Intro To Gokart

Installation

Within the activated Python environment, use the following command to install gokart.

pip install gokart

If you use S3 or GCS as a data store, install the corresponding extras:

pip install gokart[s3]   # S3 support
pip install gokart[gcs]  # GCS support
pip install gokart[all]  # both S3 and GCS

Quickstart

A minimal gokart tasks looks something like this:

import gokart

class Example(gokart.TaskOnKart[str]):
    def run(self):
        self.dump('Hello, world!')

task = Example()
output = gokart.build(task)
print(output)

gokart.build return the result of dump by gokart.TaskOnKart. The example will output the following.

Hello, world!

gokart records all the information needed for Machine Learning. By default, resources will be generated in the same directory as the script.

$ tree resources/
resources/
├── __main__
│   └── Example_8441c59b5ce0113396d53509f19371fb.pkl
└── log
    ├── module_versions
    │   └── Example_8441c59b5ce0113396d53509f19371fb.txt
    ├── processing_time
    │   └── Example_8441c59b5ce0113396d53509f19371fb.pkl
    ├── random_seed
    │   └── Example_8441c59b5ce0113396d53509f19371fb.pkl
    ├── task_log
    │   └── Example_8441c59b5ce0113396d53509f19371fb.pkl
    └── task_params
        └── Example_8441c59b5ce0113396d53509f19371fb.pkl

The result of dumping the task will be saved in the __name__ directory.

import pickle

with open('resources/__main__/Example_8441c59b5ce0113396d53509f19371fb.pkl', 'rb') as f:
    print(pickle.load(f))  # Hello, world!

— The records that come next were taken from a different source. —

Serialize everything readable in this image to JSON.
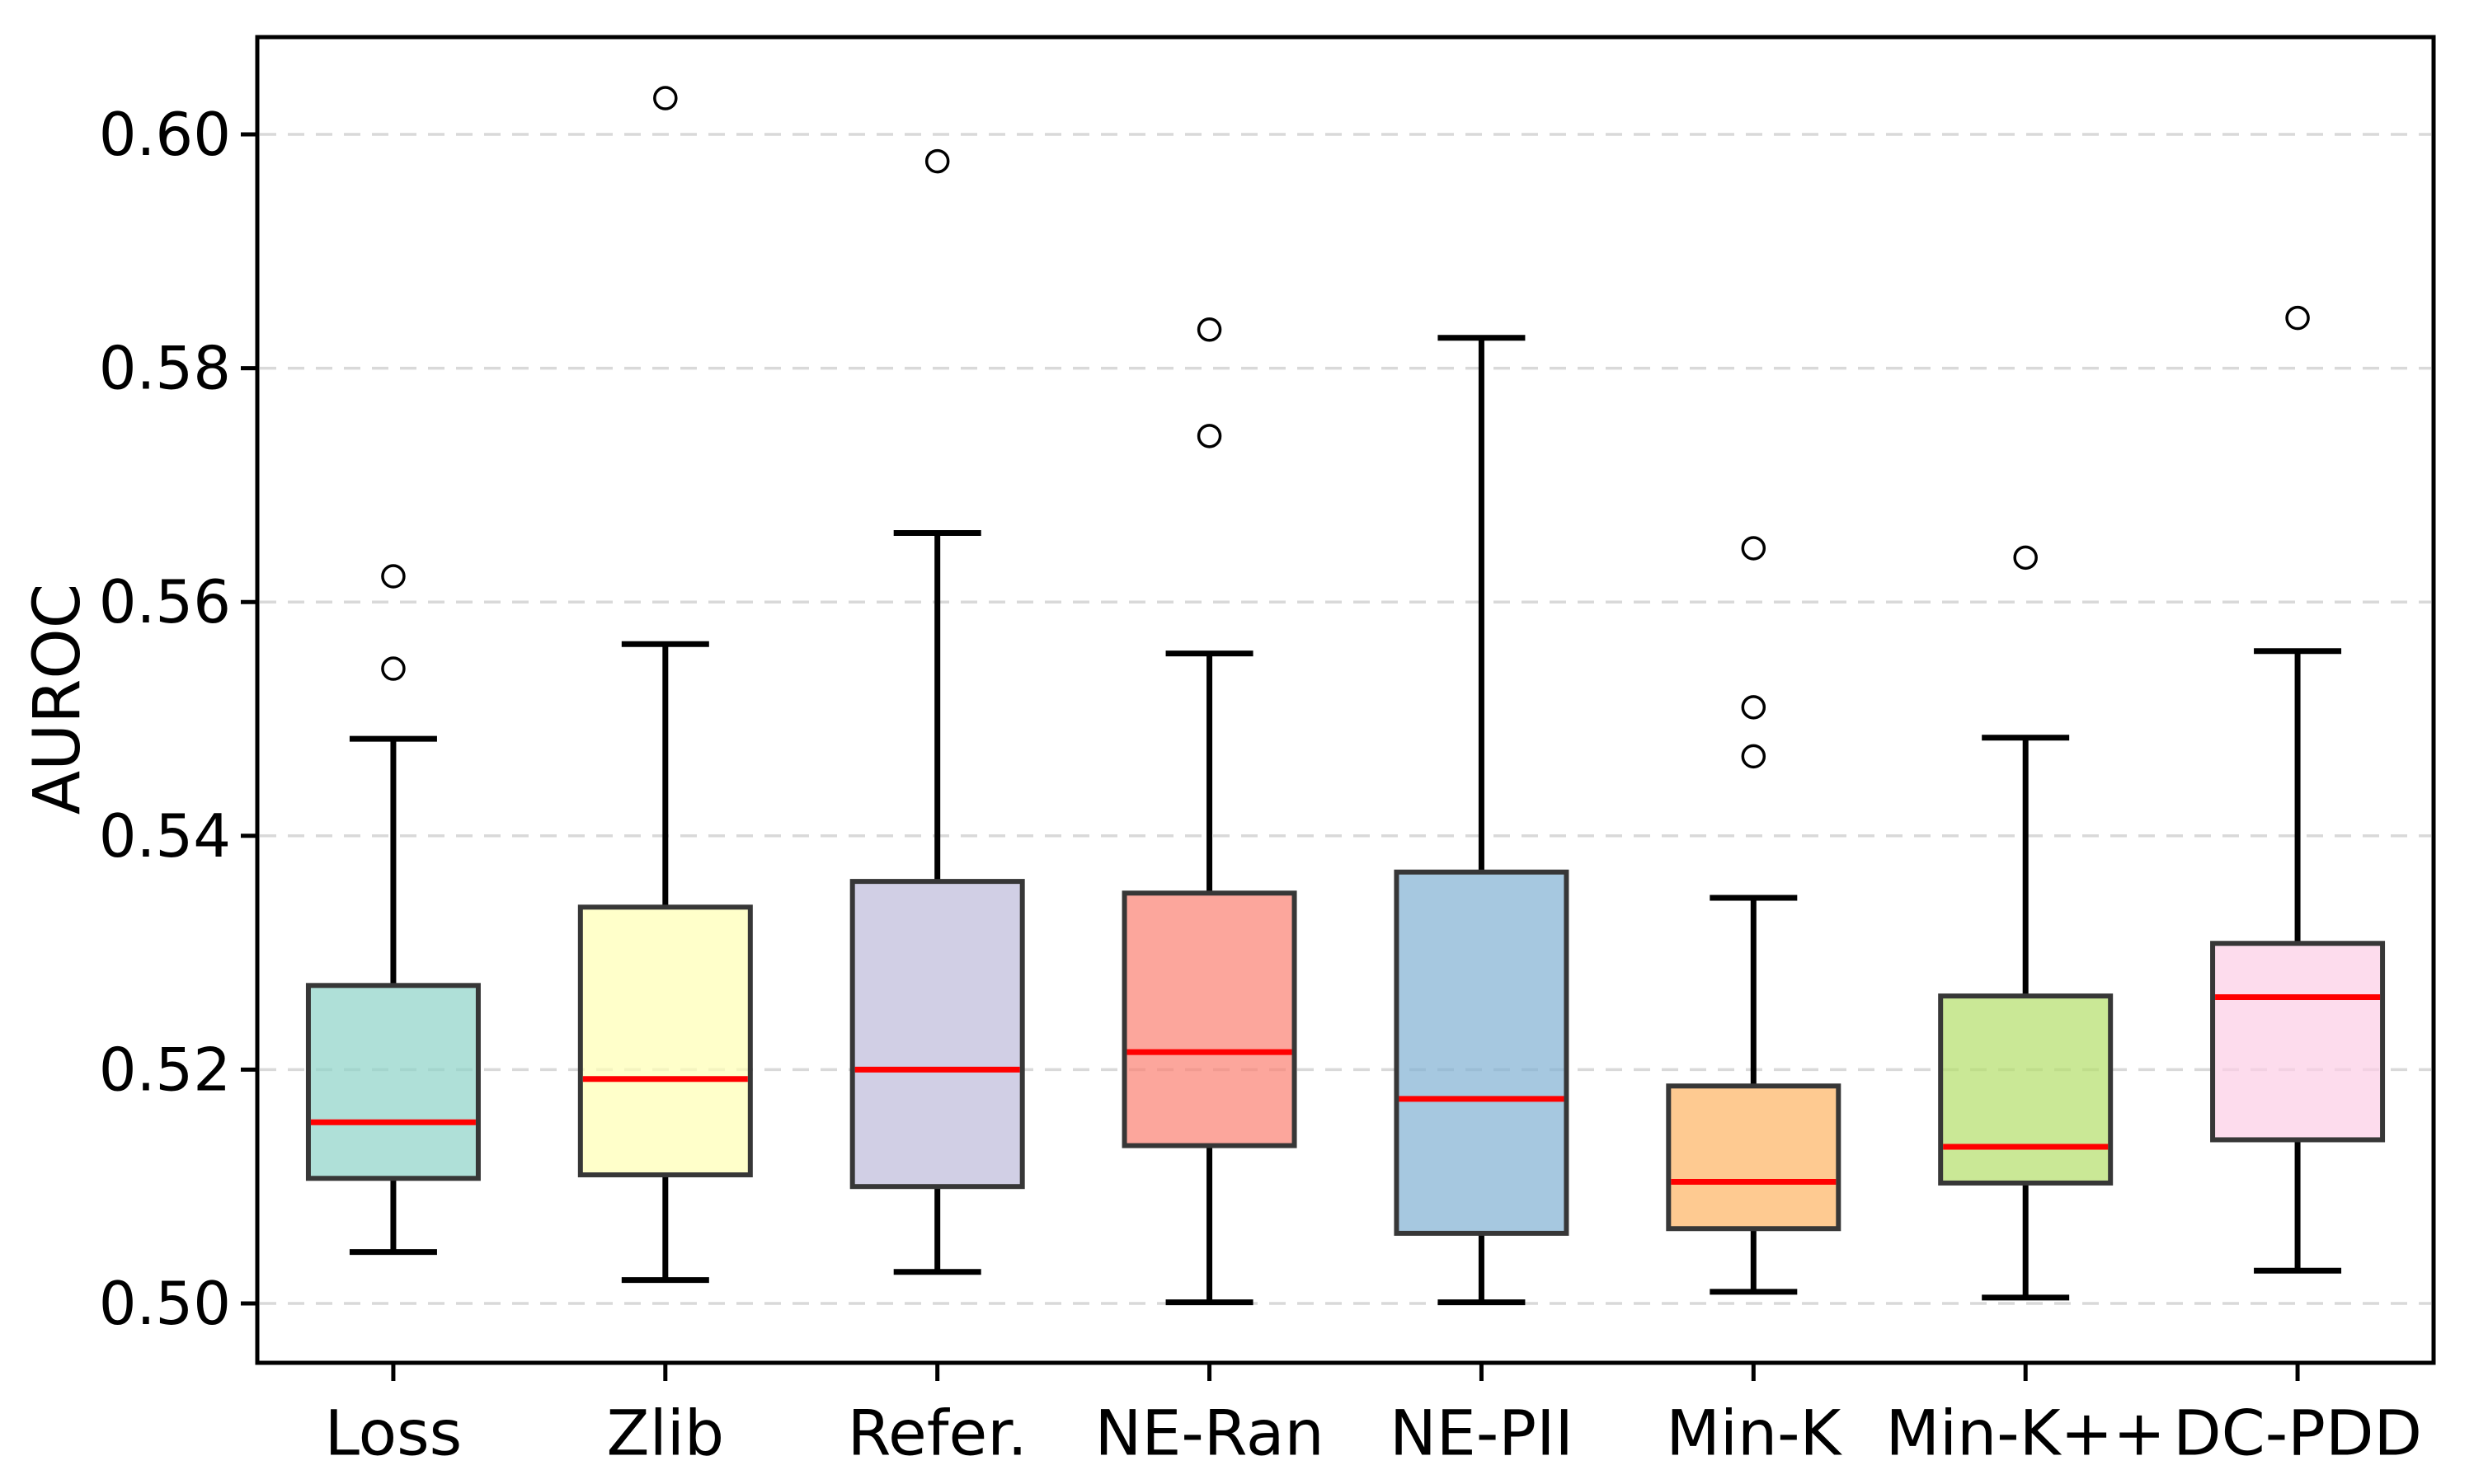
{
  "chart_data": {
    "type": "boxplot",
    "title": "",
    "xlabel": "",
    "ylabel": "AUROC",
    "ylim": [
      0.495,
      0.608
    ],
    "ytick_values": [
      0.5,
      0.52,
      0.54,
      0.56,
      0.58,
      0.6
    ],
    "ytick_labels": [
      "0.50",
      "0.52",
      "0.54",
      "0.56",
      "0.58",
      "0.60"
    ],
    "grid": {
      "axis": "y",
      "style": "dashed",
      "color": "#d9d9d9",
      "on": true
    },
    "legend": "none",
    "style": {
      "median_color": "#ff0000",
      "box_edge_color": "#373737",
      "whisker_color": "#000000",
      "spine_color": "#000000",
      "flier_marker": "open-circle",
      "fill_opacity": 0.7,
      "palette_name": "Set3"
    },
    "categories": [
      "Loss",
      "Zlib",
      "Refer.",
      "NE-Ran",
      "NE-PII",
      "Min-K",
      "Min-K++",
      "DC-PDD"
    ],
    "series": [
      {
        "name": "Loss",
        "color": "#8dd3c7",
        "whislo": 0.5044,
        "q1": 0.5107,
        "med": 0.5155,
        "q3": 0.5272,
        "whishi": 0.5483,
        "fliers": [
          0.5622,
          0.5543
        ]
      },
      {
        "name": "Zlib",
        "color": "#ffffb3",
        "whislo": 0.502,
        "q1": 0.511,
        "med": 0.5192,
        "q3": 0.5339,
        "whishi": 0.5564,
        "fliers": [
          0.6031
        ]
      },
      {
        "name": "Refer.",
        "color": "#bebada",
        "whislo": 0.5027,
        "q1": 0.51,
        "med": 0.52,
        "q3": 0.5361,
        "whishi": 0.5659,
        "fliers": [
          0.5977
        ]
      },
      {
        "name": "NE-Ran",
        "color": "#fb8072",
        "whislo": 0.5001,
        "q1": 0.5135,
        "med": 0.5215,
        "q3": 0.5351,
        "whishi": 0.5556,
        "fliers": [
          0.5833,
          0.5742
        ]
      },
      {
        "name": "NE-PII",
        "color": "#80b1d3",
        "whislo": 0.5001,
        "q1": 0.506,
        "med": 0.5175,
        "q3": 0.5369,
        "whishi": 0.5826,
        "fliers": []
      },
      {
        "name": "Min-K",
        "color": "#fdb462",
        "whislo": 0.501,
        "q1": 0.5064,
        "med": 0.5104,
        "q3": 0.5186,
        "whishi": 0.5347,
        "fliers": [
          0.5646,
          0.551,
          0.5468
        ]
      },
      {
        "name": "Min-K++",
        "color": "#b3de69",
        "whislo": 0.5005,
        "q1": 0.5103,
        "med": 0.5134,
        "q3": 0.5263,
        "whishi": 0.5484,
        "fliers": [
          0.5638
        ]
      },
      {
        "name": "DC-PDD",
        "color": "#fccde5",
        "whislo": 0.5028,
        "q1": 0.514,
        "med": 0.5262,
        "q3": 0.5308,
        "whishi": 0.5558,
        "fliers": [
          0.5843
        ]
      }
    ]
  }
}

That will be given hash value depending on the parameter of the task. This means that if you change the parameter of the task, the hash value will change, and change output file. This is very useful when changing parameters and experimenting. Please refer to Task Parameters section for task parameters. Also see TaskOnKart section for information on how to return this output destination.

In addition, the following files are automatically saved as log.

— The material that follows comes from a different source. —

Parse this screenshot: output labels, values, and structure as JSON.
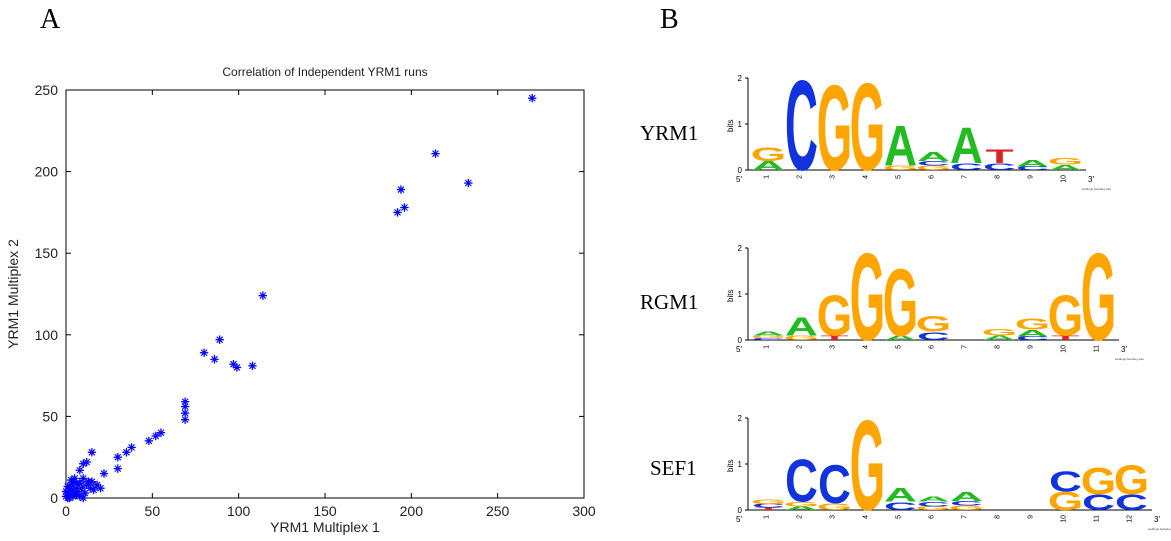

module_versions: The versions of all modules that were imported when the script was executed. For reproducibility.
processing_time: The execution time of the task.
random_seed: This is random seed of python and numpy. For reproducibility in Machine Learning. Please refer to Task Settings section.
task_log: This is the output of the task logger.
task_params: This is task’s parameters. Please refer to Task Parameters section.

How to running task

Gokart has run and build methods for running task. Each has a different purpose.

gokart.run: uses arguments on the shell. return retcode.
gokart.build: uses inline code on jupyter notebook, IPython, and more. return task output.

Note

It is not recommended to use gokart.run and gokart.build together in the same script. Because gokart.build will clear the contents of luigi.register. It’s the only way to handle duplicate tasks.

gokart.run

The run() is running on shell.

import gokart
import luigi

class SampleTask(gokart.TaskOnKart[str]):
    param = luigi.Parameter()

    def run(self):
        self.dump(self.param)

gokart.run()

python sample.py SampleTask --local-scheduler --param=hello

If you were to write it in Python, it would be the same as the following behavior.

gokart.run(['SampleTask', '--local-scheduler', '--param=hello'])

gokart.build

The build() is inline code.

import gokart
import luigi

class SampleTask(gokart.TaskOnKart[str]):
    param: luigi.Parameter = luigi.Parameter()

    def run(self):
        self.dump(self.param)

gokart.build(SampleTask(param='hello'), return_value=False)

To output logs of each tasks, you can pass ~log_level parameter to ~gokart.build as follows:

gokart.build(SampleTask(param='hello'), return_value=False, log_level=logging.DEBUG)

This feature is very useful for running ~gokart on jupyter notebook. When some tasks are failed, gokart.build raises GokartBuildError. If you have to get tracebacks, you should set log_level as logging.DEBUG.